A deceitful perspective intended to centralize, privatize and commercialize the whole education system will have extensive impacts upon the future learning, individual personality and the great values upon which the nation is established. A few positive aspects of the new policy cover the dangerous agenda of the ruling right-wing to distort India’s true history and legacy.
In this age of global socio-political turmoil, we must stick with the constitutional principles, and inclusiveness is the fundamental aspect behind it. Unfortunately, the new policy has no content of such pivotal qualities. India has over 800 universities and 40, 000 colleges to reflect its sociocultural diversity and energy. A pluralistic and heterogeneous consideration is quintessential to exhibit the complete potential of such institutions, since we are not a nation of monolithic identity or structure.

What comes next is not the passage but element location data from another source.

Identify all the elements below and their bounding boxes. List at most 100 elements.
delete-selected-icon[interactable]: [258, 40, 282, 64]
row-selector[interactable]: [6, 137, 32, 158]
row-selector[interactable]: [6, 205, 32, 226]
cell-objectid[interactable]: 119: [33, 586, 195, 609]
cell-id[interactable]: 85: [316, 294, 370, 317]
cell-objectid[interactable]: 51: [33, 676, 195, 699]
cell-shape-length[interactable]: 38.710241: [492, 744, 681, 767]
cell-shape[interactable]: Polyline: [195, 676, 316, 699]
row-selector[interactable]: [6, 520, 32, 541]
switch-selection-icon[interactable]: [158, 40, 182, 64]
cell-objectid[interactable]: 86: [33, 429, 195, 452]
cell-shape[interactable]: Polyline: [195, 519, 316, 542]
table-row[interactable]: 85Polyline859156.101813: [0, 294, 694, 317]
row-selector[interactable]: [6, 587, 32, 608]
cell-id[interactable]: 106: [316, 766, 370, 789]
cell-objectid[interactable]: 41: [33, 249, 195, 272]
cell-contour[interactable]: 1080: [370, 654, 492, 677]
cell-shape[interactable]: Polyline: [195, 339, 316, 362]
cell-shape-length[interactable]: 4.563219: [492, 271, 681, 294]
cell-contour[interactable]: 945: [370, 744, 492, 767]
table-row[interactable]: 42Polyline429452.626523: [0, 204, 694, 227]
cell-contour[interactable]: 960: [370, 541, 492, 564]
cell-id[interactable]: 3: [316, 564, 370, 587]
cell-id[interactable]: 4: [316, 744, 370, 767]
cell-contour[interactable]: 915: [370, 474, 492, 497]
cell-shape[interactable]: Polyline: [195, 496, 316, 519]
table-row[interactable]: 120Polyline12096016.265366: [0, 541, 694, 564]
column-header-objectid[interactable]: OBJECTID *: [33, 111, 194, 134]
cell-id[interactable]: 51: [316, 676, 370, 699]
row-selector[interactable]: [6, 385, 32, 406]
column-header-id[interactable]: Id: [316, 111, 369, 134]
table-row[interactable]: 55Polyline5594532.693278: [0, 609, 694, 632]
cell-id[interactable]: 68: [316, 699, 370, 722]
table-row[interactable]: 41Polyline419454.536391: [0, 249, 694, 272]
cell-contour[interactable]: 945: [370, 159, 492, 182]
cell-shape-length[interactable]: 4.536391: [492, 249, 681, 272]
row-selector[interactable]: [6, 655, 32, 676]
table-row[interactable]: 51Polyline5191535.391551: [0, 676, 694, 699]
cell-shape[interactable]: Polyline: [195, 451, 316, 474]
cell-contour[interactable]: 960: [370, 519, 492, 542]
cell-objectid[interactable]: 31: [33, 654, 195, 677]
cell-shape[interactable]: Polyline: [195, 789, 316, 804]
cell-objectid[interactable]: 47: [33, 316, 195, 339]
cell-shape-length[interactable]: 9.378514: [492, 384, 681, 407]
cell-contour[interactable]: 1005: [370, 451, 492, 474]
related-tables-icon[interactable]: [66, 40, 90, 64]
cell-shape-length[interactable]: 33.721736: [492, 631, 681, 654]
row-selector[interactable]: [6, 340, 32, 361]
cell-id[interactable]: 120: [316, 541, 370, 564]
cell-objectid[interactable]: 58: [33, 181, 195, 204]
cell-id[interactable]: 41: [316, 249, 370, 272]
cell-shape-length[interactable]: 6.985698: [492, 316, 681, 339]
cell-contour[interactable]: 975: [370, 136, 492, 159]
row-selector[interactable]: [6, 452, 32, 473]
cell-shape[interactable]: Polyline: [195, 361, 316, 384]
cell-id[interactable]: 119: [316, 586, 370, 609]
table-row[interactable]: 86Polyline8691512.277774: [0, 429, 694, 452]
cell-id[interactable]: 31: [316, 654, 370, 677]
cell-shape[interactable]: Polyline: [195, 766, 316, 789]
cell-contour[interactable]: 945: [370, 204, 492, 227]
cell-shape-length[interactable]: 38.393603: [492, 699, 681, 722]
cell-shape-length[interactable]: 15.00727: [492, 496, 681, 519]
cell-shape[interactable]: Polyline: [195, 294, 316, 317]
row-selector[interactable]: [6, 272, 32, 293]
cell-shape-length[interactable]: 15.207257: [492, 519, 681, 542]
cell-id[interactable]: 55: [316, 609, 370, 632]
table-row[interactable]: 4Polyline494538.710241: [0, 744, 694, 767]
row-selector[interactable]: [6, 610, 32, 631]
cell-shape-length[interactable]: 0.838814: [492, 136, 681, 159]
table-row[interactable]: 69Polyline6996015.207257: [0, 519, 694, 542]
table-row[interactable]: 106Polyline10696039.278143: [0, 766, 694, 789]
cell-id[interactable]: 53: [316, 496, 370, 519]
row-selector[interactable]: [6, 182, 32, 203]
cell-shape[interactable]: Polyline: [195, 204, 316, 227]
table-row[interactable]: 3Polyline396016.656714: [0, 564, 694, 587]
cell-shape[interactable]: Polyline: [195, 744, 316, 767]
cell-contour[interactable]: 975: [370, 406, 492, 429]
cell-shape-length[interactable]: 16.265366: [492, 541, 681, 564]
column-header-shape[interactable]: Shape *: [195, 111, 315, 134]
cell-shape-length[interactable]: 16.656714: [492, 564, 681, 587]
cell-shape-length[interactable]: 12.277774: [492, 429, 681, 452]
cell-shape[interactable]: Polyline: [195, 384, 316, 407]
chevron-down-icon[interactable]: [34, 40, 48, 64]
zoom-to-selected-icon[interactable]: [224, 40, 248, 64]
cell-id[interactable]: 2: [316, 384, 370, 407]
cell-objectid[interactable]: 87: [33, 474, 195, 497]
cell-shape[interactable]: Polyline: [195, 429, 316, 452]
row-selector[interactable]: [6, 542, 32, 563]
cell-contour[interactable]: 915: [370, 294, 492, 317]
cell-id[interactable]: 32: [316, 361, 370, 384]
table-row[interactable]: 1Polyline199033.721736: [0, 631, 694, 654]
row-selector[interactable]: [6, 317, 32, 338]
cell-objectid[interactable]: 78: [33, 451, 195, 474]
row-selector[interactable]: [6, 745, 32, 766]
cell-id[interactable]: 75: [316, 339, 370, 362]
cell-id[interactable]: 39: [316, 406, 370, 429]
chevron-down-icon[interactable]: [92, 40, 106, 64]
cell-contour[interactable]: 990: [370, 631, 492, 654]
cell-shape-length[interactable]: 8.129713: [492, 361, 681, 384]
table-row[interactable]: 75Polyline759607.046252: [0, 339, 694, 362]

Majoritarian goals to rewrite history and culture through ‘revivalism’ and distortion of perspectives could be achieved through the latest policy. A system proposed to make students job-ready through training, from the school level itself, will limit the vision of education by making mechanical human beings for a materialistic industrial world. This will act as an assault upon the fundamental aim of education and the vision provided by the stalwarts who gave life to independent India. The current policy has not addressed the importance of ensuring education to all, especially for the marginalised sections, through state support and affirmative action.
The NEP 2020 has overthrown the state regulatory bodies that managed the education and human resource sector over the past years, while encouraging inputs from the private sphere. Many initiatives proposed in the policy are not feasible as per the system followed by the states, since it requires a huge raising of funds for land, infrastructure and other amenities.
The spending on education has fallen from 4.14% in 2014-15 to 3.2% in 2020-21 under the NDA government. The Government of India must provide more clarity about the funding and operation of the proposed higher education institutions. Any unstructured plan of action may further privatise education to turn it into a commodity.
The most problematic content of the policy is the creation of a Rashtriya Shiksha Aayog with Prime Minister as its chairman to manage education sector of India. The sanctity of academia is paramount and any political intervention within the sphere could harm it. The education policy must become a tool to revive India as a country of reputed scholars, critical thinkers and philosophers.